Let’s talk water pooling, puddles, PVC, and the smarter way to keep your cover high and dry.
Every boater has been there: you check your boat after a storm and get greeted by a swamp-sized pool of rain water right in the middle of your boat cover. Maybe the cover’s sagging low between your tie downs, maybe the support system slipped, or maybe—just maybe—you trusted a beach ball to do a grown man’s job.
Whether you’re running a Malibu, Yamaha, pontoon boat, jon boat, or bass boat, pools of water collecting on your cover can cause real damage—rips in the fabric, mildew buildup, or worse, damage to your boat. It’s not just an eyesore; it’s an invitation for costly repairs.
So let’s run through your options for keeping your boat cover tight, dry, and off your deck.
1. The Classic: Boat Cover Support Poles
The go-to solution for decades. Most support poles telescope and sit under the cover at one or two low points. In theory, they give rain a path to run off instead of pooling.

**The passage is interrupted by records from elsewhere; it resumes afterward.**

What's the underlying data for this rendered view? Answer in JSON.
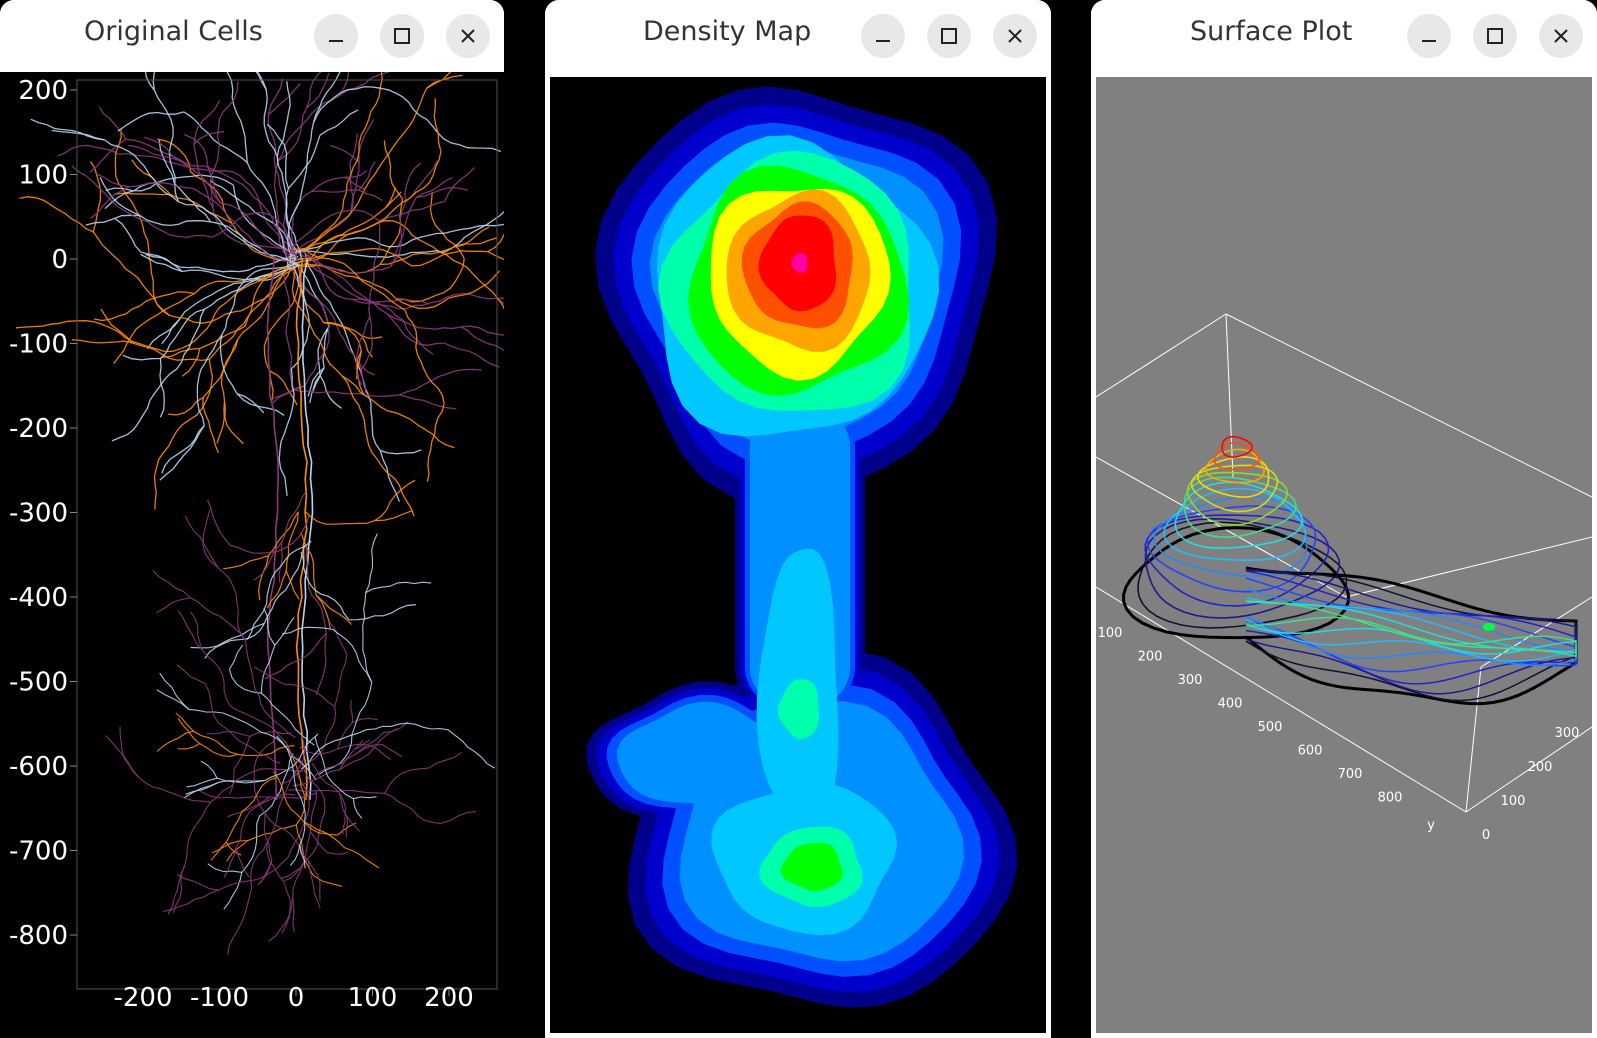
{
  "windows": [
    {
      "title": "Original Cells"
    },
    {
      "title": "Density Map"
    },
    {
      "title": "Surface Plot"
    }
  ],
  "controls": {
    "minimize": "minimize-icon",
    "maximize": "maximize-icon",
    "close": "close-icon"
  },
  "cells_plot": {
    "y_ticks": [
      "200",
      "100",
      "0",
      "-100",
      "-200",
      "-300",
      "-400",
      "-500",
      "-600",
      "-700",
      "-800"
    ],
    "x_ticks": [
      "-200",
      "-100",
      "0",
      "100",
      "200"
    ],
    "colors": {
      "orange": "#ff8c00",
      "light_blue": "#b8d4f0",
      "purple": "#8a3a7a"
    }
  },
  "density_map": {
    "colors": [
      "#00008b",
      "#0000cd",
      "#0050ff",
      "#0090ff",
      "#00c8ff",
      "#00ffaa",
      "#00ff00",
      "#ffff00",
      "#ffa500",
      "#ff5000",
      "#ff0000",
      "#ff00aa"
    ]
  },
  "surface_plot": {
    "x_labels": [
      "100",
      "200",
      "300",
      "400",
      "500",
      "600",
      "700",
      "800"
    ],
    "x_axis_label": "y",
    "z_labels": [
      "0",
      "100",
      "200",
      "300"
    ],
    "background": "#808080"
  }
}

In practice? If you’re lucky, it stays upright. But a gust of wind or just one misaligned strap and suddenly your boat cover support pole is tipped over like a drunk uncle at a wedding. Especially on bowriders or pontoons where the span is wider, one or two poles usually can’t create enough lift.

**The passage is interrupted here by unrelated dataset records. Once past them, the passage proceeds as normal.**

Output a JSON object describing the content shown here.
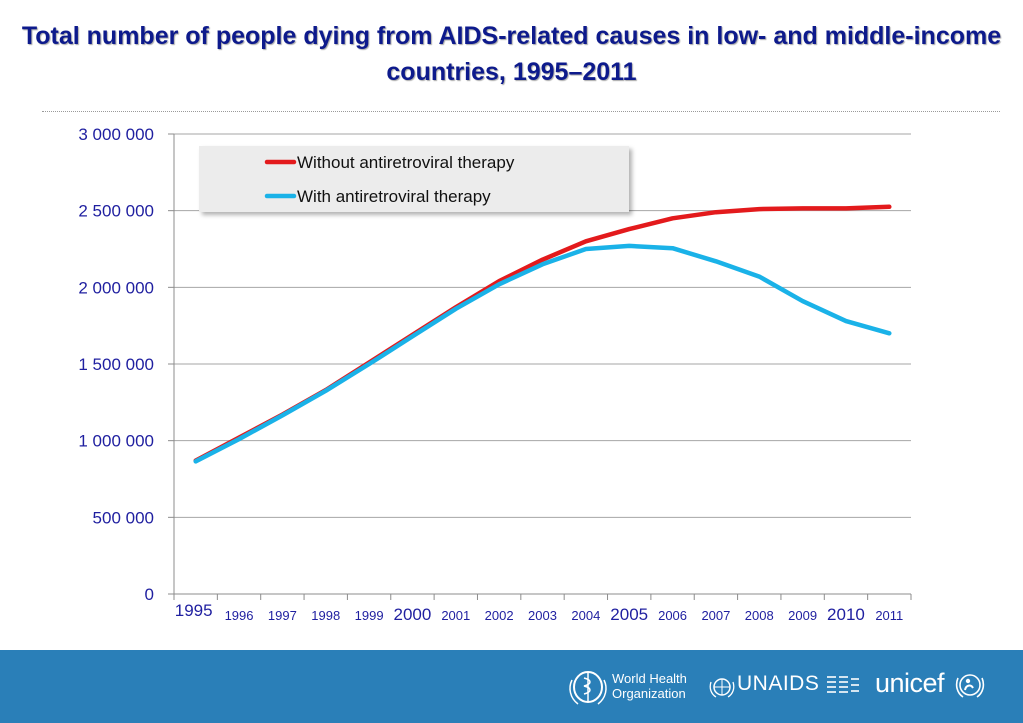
{
  "title": "Total number of people dying from AIDS-related causes in low- and middle-income countries, 1995–2011",
  "chart_data": {
    "type": "line",
    "x": [
      1995,
      1996,
      1997,
      1998,
      1999,
      2000,
      2001,
      2002,
      2003,
      2004,
      2005,
      2006,
      2007,
      2008,
      2009,
      2010,
      2011
    ],
    "x_tick_labels": [
      "1995",
      "1996",
      "1997",
      "1998",
      "1999",
      "2000",
      "2001",
      "2002",
      "2003",
      "2004",
      "2005",
      "2006",
      "2007",
      "2008",
      "2009",
      "2010",
      "2011"
    ],
    "emphasized_ticks": [
      "1995",
      "2000",
      "2005",
      "2010"
    ],
    "y_tick_labels": [
      "0",
      "500 000",
      "1 000 000",
      "1 500 000",
      "2 000 000",
      "2 500 000",
      "3 000 000"
    ],
    "ylim": [
      0,
      3000000
    ],
    "grid": true,
    "legend_position": "top-left",
    "series": [
      {
        "name": "Without antiretroviral therapy",
        "color": "#e31a1c",
        "values": [
          870000,
          1020000,
          1170000,
          1330000,
          1510000,
          1690000,
          1870000,
          2040000,
          2180000,
          2300000,
          2380000,
          2450000,
          2490000,
          2510000,
          2515000,
          2515000,
          2525000
        ]
      },
      {
        "name": "With antiretroviral therapy",
        "color": "#1ab2e8",
        "values": [
          865000,
          1010000,
          1165000,
          1325000,
          1500000,
          1680000,
          1860000,
          2020000,
          2150000,
          2250000,
          2270000,
          2255000,
          2170000,
          2070000,
          1910000,
          1780000,
          1700000
        ]
      }
    ]
  },
  "footer": {
    "background": "#2a7fb8",
    "who_line1": "World Health",
    "who_line2": "Organization",
    "unaids_label": "UNAIDS",
    "unicef_label": "unicef"
  }
}
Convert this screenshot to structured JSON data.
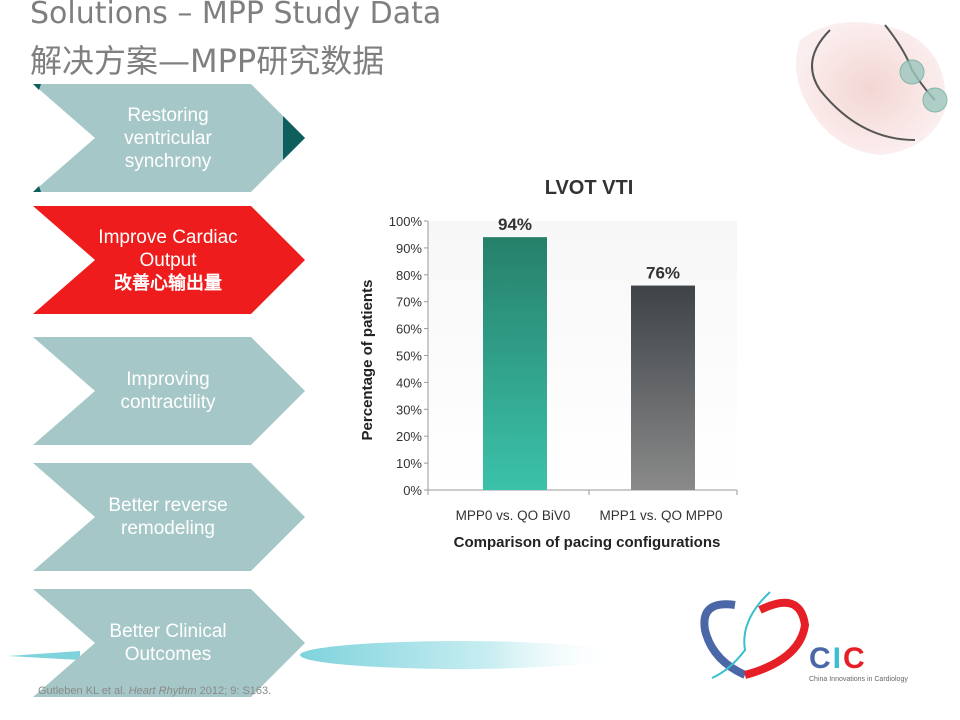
{
  "title_en": "Solutions – MPP Study Data",
  "title_cn": "解决方案—MPP研究数据",
  "steps": [
    {
      "lines": [
        "Restoring",
        "ventricular",
        "synchrony"
      ],
      "cn": "",
      "active": false
    },
    {
      "lines": [
        "Improve Cardiac",
        "Output"
      ],
      "cn": "改善心输出量",
      "active": true
    },
    {
      "lines": [
        "Improving",
        "contractility"
      ],
      "cn": "",
      "active": false
    },
    {
      "lines": [
        "Better reverse",
        "remodeling"
      ],
      "cn": "",
      "active": false
    },
    {
      "lines": [
        "Better Clinical",
        "Outcomes"
      ],
      "cn": "",
      "active": false
    }
  ],
  "colors": {
    "step": "#a6c7c7",
    "active": "#ee1c1c",
    "accent": "#0f5e5e",
    "bar1_top": "#26806a",
    "bar1_bottom": "#3cc2aa",
    "bar2_top": "#3e4347",
    "bar2_bottom": "#8a8a8a"
  },
  "chart_data": {
    "type": "bar",
    "title": "LVOT VTI",
    "categories": [
      "MPP0 vs. QO BiV0",
      "MPP1 vs. QO MPP0"
    ],
    "values": [
      94,
      76
    ],
    "data_labels": [
      "94%",
      "76%"
    ],
    "xlabel": "Comparison of pacing configurations",
    "ylabel": "Percentage of patients",
    "ylim": [
      0,
      100
    ],
    "yticks": [
      "0%",
      "10%",
      "20%",
      "30%",
      "40%",
      "50%",
      "60%",
      "70%",
      "80%",
      "90%",
      "100%"
    ],
    "grid": false
  },
  "citation": {
    "authors": "Gutleben KL et al. ",
    "journal": "Heart Rhythm",
    "rest": " 2012; 9: S163."
  },
  "logo": {
    "name": "CIC",
    "subtitle": "China Innovations in Cardiology"
  }
}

You can try to ratchet the cover down tighter, but that risks pulling too hard on the seams or rubbing the cover the wrong way. Not ideal.
2. DIY PVC Frames and Other MacGyver Tactics
Got a garage full of PVC pipe and a free Saturday? You could build your own frame. Plenty of DIY boaters piece together support arches from PVC, 2x4s, or even broomsticks zip-tied into a homemade jungle gym.
Sure, it’s a cheap fix. But it’s bulky, hard to store, and usually not transport-friendly. Plus, you’ve got to nail the measurements—or you’ll just move the low points instead of eliminating them. Some even use exercise balls or beach balls under the cover. Creative, but not exactly confidence-inspiring when a storm rolls in.
3. The Smarter Play: SwellUP
Here’s where things get interesting. SwellUP is an inflatable boat cover support system designed to sit inside your boat and lift the cover from the inside out. It replaces tension poles and clunky PVC rigs with a lightweight inflatable form—think of it like a modern, minty-fresh air dome that actually works.
No fiberglass scratches, no weird ratchet gymnastics, no DIY engineering degree required. You pop the cover on, inflate it, and rain rolls right off. No puddles, no mildew, no “surprise pond” waiting on your cover.
Whether you dock your outboard in the backyard or run a full-size pontoon at the marina, SwellUP adapts to the shape of your boat and holds the cover in a snug, elevated fit. And because it uses active airflow, it’s doing double duty keeping the inside fresh and critter-free too. Oh, did we mention it inflates in under a minute and tear down/pack up is faster than it takes your favorite song to play.
Final Thought
You could keep wrestling with PVC pipe, crossing your fingers every time it rains, or stacking boat cover support poles like a game of nautical Jenga. Or you could try something built by boaters who were tired of puddles, mildew, and ripped covers.
Boat owners everywhere are figuring it out—SwellUP isn’t just a clever name. It’s a no-brainer.